Evidence for the critical role of nanoscale surface roughness on the retention and release of silver nanoparticles in porous media

Authors: LIANG, YAN - Guangxi University; ZHOU, JINI - Guangxi University; DONG, YAWEN - Guangxi University; KLUMPP, ERWIN - Agrosphere Institute; SIMUNEK, JIRI - University Of California; Bradford, Scott

Submitted to: Environmental Pollution
Publication Type: Peer Reviewed Journal
Publication Acceptance Date: 12/10/2019
Publication Date: 12/13/2019
Citation: Liang, Y., Zhou, J., Dong, Y., Klumpp, E., Simunek, J., Bradford, S.A. 2020. Evidence for the critical role of nanoscale surface roughness on the retention and release of silver nanoparticles in porous media. Environmental Pollution. 258. https://doi.org/10.1016/j.envpol.2019.113803.
DOI: https://doi.org/10.1016/j.envpol.2019.113803

Interpretive Summary: Soil grain roughness has been theoretically demonstrated to influence the fate of colloids (e.g., microorganisms, clays, and nanoparticles) in soils and aquifers, but little experimental evidence has quantitatively examined this issue. Experiments were conducted to systematically study the mobility of silver nanoparticles (AgNPs) in sands with different roughness properties under various solution chemistry conditions.
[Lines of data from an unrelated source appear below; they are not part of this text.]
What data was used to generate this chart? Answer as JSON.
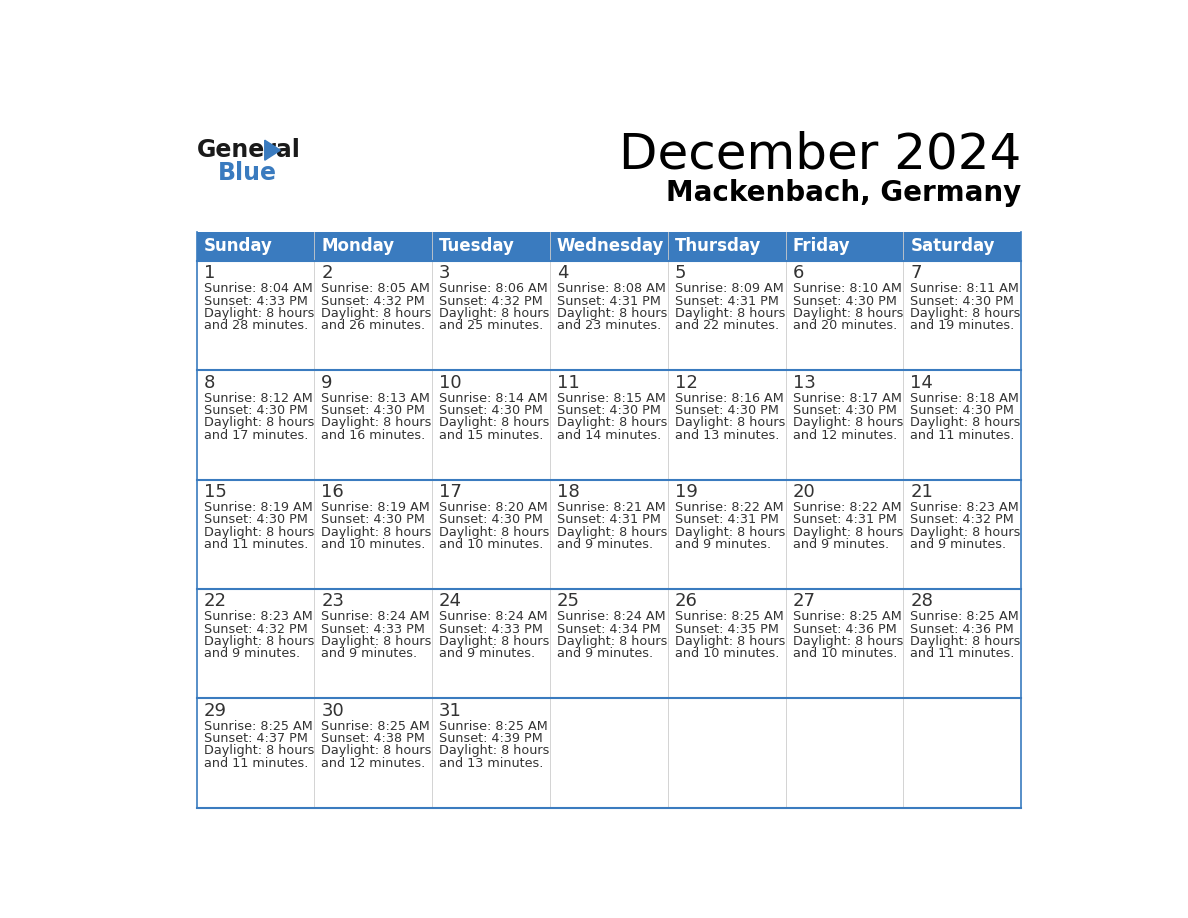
{
  "title": "December 2024",
  "subtitle": "Mackenbach, Germany",
  "header_color": "#3a7bbf",
  "header_text_color": "#ffffff",
  "border_color": "#3a7bbf",
  "text_color": "#333333",
  "days_of_week": [
    "Sunday",
    "Monday",
    "Tuesday",
    "Wednesday",
    "Thursday",
    "Friday",
    "Saturday"
  ],
  "weeks": [
    [
      {
        "day": 1,
        "sunrise": "8:04 AM",
        "sunset": "4:33 PM",
        "daylight_minutes": "28"
      },
      {
        "day": 2,
        "sunrise": "8:05 AM",
        "sunset": "4:32 PM",
        "daylight_minutes": "26"
      },
      {
        "day": 3,
        "sunrise": "8:06 AM",
        "sunset": "4:32 PM",
        "daylight_minutes": "25"
      },
      {
        "day": 4,
        "sunrise": "8:08 AM",
        "sunset": "4:31 PM",
        "daylight_minutes": "23"
      },
      {
        "day": 5,
        "sunrise": "8:09 AM",
        "sunset": "4:31 PM",
        "daylight_minutes": "22"
      },
      {
        "day": 6,
        "sunrise": "8:10 AM",
        "sunset": "4:30 PM",
        "daylight_minutes": "20"
      },
      {
        "day": 7,
        "sunrise": "8:11 AM",
        "sunset": "4:30 PM",
        "daylight_minutes": "19"
      }
    ],
    [
      {
        "day": 8,
        "sunrise": "8:12 AM",
        "sunset": "4:30 PM",
        "daylight_minutes": "17"
      },
      {
        "day": 9,
        "sunrise": "8:13 AM",
        "sunset": "4:30 PM",
        "daylight_minutes": "16"
      },
      {
        "day": 10,
        "sunrise": "8:14 AM",
        "sunset": "4:30 PM",
        "daylight_minutes": "15"
      },
      {
        "day": 11,
        "sunrise": "8:15 AM",
        "sunset": "4:30 PM",
        "daylight_minutes": "14"
      },
      {
        "day": 12,
        "sunrise": "8:16 AM",
        "sunset": "4:30 PM",
        "daylight_minutes": "13"
      },
      {
        "day": 13,
        "sunrise": "8:17 AM",
        "sunset": "4:30 PM",
        "daylight_minutes": "12"
      },
      {
        "day": 14,
        "sunrise": "8:18 AM",
        "sunset": "4:30 PM",
        "daylight_minutes": "11"
      }
    ],
    [
      {
        "day": 15,
        "sunrise": "8:19 AM",
        "sunset": "4:30 PM",
        "daylight_minutes": "11"
      },
      {
        "day": 16,
        "sunrise": "8:19 AM",
        "sunset": "4:30 PM",
        "daylight_minutes": "10"
      },
      {
        "day": 17,
        "sunrise": "8:20 AM",
        "sunset": "4:30 PM",
        "daylight_minutes": "10"
      },
      {
        "day": 18,
        "sunrise": "8:21 AM",
        "sunset": "4:31 PM",
        "daylight_minutes": "9"
      },
      {
        "day": 19,
        "sunrise": "8:22 AM",
        "sunset": "4:31 PM",
        "daylight_minutes": "9"
      },
      {
        "day": 20,
        "sunrise": "8:22 AM",
        "sunset": "4:31 PM",
        "daylight_minutes": "9"
      },
      {
        "day": 21,
        "sunrise": "8:23 AM",
        "sunset": "4:32 PM",
        "daylight_minutes": "9"
      }
    ],
    [
      {
        "day": 22,
        "sunrise": "8:23 AM",
        "sunset": "4:32 PM",
        "daylight_minutes": "9"
      },
      {
        "day": 23,
        "sunrise": "8:24 AM",
        "sunset": "4:33 PM",
        "daylight_minutes": "9"
      },
      {
        "day": 24,
        "sunrise": "8:24 AM",
        "sunset": "4:33 PM",
        "daylight_minutes": "9"
      },
      {
        "day": 25,
        "sunrise": "8:24 AM",
        "sunset": "4:34 PM",
        "daylight_minutes": "9"
      },
      {
        "day": 26,
        "sunrise": "8:25 AM",
        "sunset": "4:35 PM",
        "daylight_minutes": "10"
      },
      {
        "day": 27,
        "sunrise": "8:25 AM",
        "sunset": "4:36 PM",
        "daylight_minutes": "10"
      },
      {
        "day": 28,
        "sunrise": "8:25 AM",
        "sunset": "4:36 PM",
        "daylight_minutes": "11"
      }
    ],
    [
      {
        "day": 29,
        "sunrise": "8:25 AM",
        "sunset": "4:37 PM",
        "daylight_minutes": "11"
      },
      {
        "day": 30,
        "sunrise": "8:25 AM",
        "sunset": "4:38 PM",
        "daylight_minutes": "12"
      },
      {
        "day": 31,
        "sunrise": "8:25 AM",
        "sunset": "4:39 PM",
        "daylight_minutes": "13"
      },
      null,
      null,
      null,
      null
    ]
  ]
}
Results demonstrated that AgNP transport and release was greatly enhanced on smooth sand in comparison to the rough sand, at higher pH and lower ionic strength (IS), and for larger input concentrations. This behavior was explained by the pronounced influence of roughness on AgNPs interactions with grain surfaces. This information will be of interests to scientists and engineers concerned with the fate colloids in the environment that pose a risk to human and/or ecosystem health (e.g., pathogenic microorganisms and toxic nanoparticles).
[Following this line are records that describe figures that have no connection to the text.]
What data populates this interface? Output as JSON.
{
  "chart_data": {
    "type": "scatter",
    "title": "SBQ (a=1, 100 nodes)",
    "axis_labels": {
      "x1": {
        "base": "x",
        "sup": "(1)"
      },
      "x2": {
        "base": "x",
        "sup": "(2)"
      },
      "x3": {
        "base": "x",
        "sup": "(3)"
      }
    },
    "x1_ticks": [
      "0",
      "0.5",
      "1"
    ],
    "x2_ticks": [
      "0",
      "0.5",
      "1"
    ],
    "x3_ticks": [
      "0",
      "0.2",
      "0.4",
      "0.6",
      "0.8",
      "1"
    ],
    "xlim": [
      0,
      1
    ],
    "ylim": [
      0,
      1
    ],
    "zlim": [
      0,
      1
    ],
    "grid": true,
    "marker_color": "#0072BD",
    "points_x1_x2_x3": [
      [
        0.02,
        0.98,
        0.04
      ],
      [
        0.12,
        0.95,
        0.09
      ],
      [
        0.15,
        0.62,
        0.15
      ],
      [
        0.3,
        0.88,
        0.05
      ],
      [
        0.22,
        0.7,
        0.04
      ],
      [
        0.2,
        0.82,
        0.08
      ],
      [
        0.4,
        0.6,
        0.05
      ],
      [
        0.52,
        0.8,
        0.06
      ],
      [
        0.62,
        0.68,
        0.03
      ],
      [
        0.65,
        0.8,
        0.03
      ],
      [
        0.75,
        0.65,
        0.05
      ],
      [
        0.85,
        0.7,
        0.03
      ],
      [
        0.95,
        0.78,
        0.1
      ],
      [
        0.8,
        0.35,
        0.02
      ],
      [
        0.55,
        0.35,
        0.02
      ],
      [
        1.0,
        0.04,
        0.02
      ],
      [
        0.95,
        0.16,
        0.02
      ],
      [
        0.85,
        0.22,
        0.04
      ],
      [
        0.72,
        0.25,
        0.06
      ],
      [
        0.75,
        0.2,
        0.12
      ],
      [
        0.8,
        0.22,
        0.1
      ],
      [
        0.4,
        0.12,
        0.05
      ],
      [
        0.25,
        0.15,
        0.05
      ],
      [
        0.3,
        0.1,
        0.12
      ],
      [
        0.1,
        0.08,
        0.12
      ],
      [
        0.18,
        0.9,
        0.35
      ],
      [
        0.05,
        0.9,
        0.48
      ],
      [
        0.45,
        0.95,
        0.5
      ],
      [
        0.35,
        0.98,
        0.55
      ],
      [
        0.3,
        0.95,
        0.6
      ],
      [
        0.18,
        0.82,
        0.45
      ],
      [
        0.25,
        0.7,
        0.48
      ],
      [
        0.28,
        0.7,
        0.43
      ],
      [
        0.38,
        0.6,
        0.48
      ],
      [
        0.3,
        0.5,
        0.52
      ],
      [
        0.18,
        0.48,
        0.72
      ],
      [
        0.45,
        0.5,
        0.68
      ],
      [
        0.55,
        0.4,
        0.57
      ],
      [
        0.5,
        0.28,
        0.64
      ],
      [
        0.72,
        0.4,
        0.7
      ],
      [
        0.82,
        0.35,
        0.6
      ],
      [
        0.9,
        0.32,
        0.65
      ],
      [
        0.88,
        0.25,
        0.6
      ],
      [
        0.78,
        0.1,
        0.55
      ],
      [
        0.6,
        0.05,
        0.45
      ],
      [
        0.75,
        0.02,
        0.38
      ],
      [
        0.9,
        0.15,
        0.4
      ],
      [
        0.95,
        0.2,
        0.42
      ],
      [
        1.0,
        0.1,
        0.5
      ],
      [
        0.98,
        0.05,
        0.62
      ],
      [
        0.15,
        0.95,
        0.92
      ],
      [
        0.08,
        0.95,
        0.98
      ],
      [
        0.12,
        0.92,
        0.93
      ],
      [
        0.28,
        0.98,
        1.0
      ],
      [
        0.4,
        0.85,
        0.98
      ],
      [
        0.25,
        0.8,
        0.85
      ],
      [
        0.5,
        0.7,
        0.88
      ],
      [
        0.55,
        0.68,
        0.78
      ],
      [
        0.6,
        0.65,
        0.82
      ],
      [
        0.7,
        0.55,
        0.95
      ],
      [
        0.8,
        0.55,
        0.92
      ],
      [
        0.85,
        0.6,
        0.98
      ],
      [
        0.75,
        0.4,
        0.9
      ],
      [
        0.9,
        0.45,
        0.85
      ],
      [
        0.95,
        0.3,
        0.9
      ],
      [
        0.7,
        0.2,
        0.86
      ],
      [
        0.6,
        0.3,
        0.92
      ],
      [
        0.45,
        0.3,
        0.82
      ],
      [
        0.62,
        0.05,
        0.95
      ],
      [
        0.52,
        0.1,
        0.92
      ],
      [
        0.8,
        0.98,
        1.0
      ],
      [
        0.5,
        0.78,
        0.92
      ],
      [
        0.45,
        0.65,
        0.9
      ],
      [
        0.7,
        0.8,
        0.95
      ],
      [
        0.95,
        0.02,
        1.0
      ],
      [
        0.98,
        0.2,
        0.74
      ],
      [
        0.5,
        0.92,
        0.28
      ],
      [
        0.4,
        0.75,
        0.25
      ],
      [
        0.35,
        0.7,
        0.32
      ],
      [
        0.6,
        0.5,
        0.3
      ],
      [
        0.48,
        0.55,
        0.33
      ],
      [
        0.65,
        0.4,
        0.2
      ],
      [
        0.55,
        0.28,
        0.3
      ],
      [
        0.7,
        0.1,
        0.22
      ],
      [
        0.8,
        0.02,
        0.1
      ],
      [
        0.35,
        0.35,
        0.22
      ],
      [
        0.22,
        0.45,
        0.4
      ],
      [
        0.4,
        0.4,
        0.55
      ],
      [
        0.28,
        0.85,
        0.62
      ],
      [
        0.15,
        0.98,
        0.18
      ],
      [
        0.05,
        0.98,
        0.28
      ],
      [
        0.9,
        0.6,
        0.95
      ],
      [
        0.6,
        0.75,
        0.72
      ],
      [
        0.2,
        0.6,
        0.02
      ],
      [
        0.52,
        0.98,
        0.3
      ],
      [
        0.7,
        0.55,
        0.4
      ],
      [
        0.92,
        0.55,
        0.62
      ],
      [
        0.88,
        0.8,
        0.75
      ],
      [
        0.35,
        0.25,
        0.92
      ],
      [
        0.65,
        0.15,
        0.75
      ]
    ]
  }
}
Technical Abstract: Although nanoscale surface roughness has been theoretically demonstrated to be a crucial factor in the interaction of colloids and surfaces, little experimental research has investigated the influence of roughness on colloid or silver nanoparticle (AgNP) retention and release in porous media. This study experimentally examined AgNP retention and release using two sands with very different surface roughness properties over a range of solution pH and/or ionic strength (IS). AgNP transport was greatly enhanced on the relatively smooth sand in comparison to the rougher sand, at higher pH, and lower IS and fitted model parameters showed systematic changes with these physicochemical factors. Complete release of the retained AgNPs was observed from the relatively smooth sand when the solution IS was decreased from 40 mM NaCl to deionized (DI) water and then the solution pH was increased from 6.5 to 10. Conversely, less than 40% of the retained AgNPs was released in similar processes from the rougher sand. These observations were explained by differences in the surface roughness of the two sands which altered the energy barrier height and the depth of the primary minimum with solution chemistry. Limited numbers of AgNPs apparently interacted in reversible, shallow primary minima on the smoother sand, which is consistent with the predicted influence of a small roughness fraction (e.g., pillar) on interaction energies. Conversely, larger numbers of AgNPs interacted in deeper primary minima on the rougher sand, which is consistent with the predicted influence at concave locations. These findings highlight the importance of surface roughness and indicate that variations in sand surface roughness can greatly change the sensitivity of nanoparticle transport to physicochemical factors such as IS and pH due to the alteration of interaction energy and thus can strongly influence nanoparticle mobility in the environment.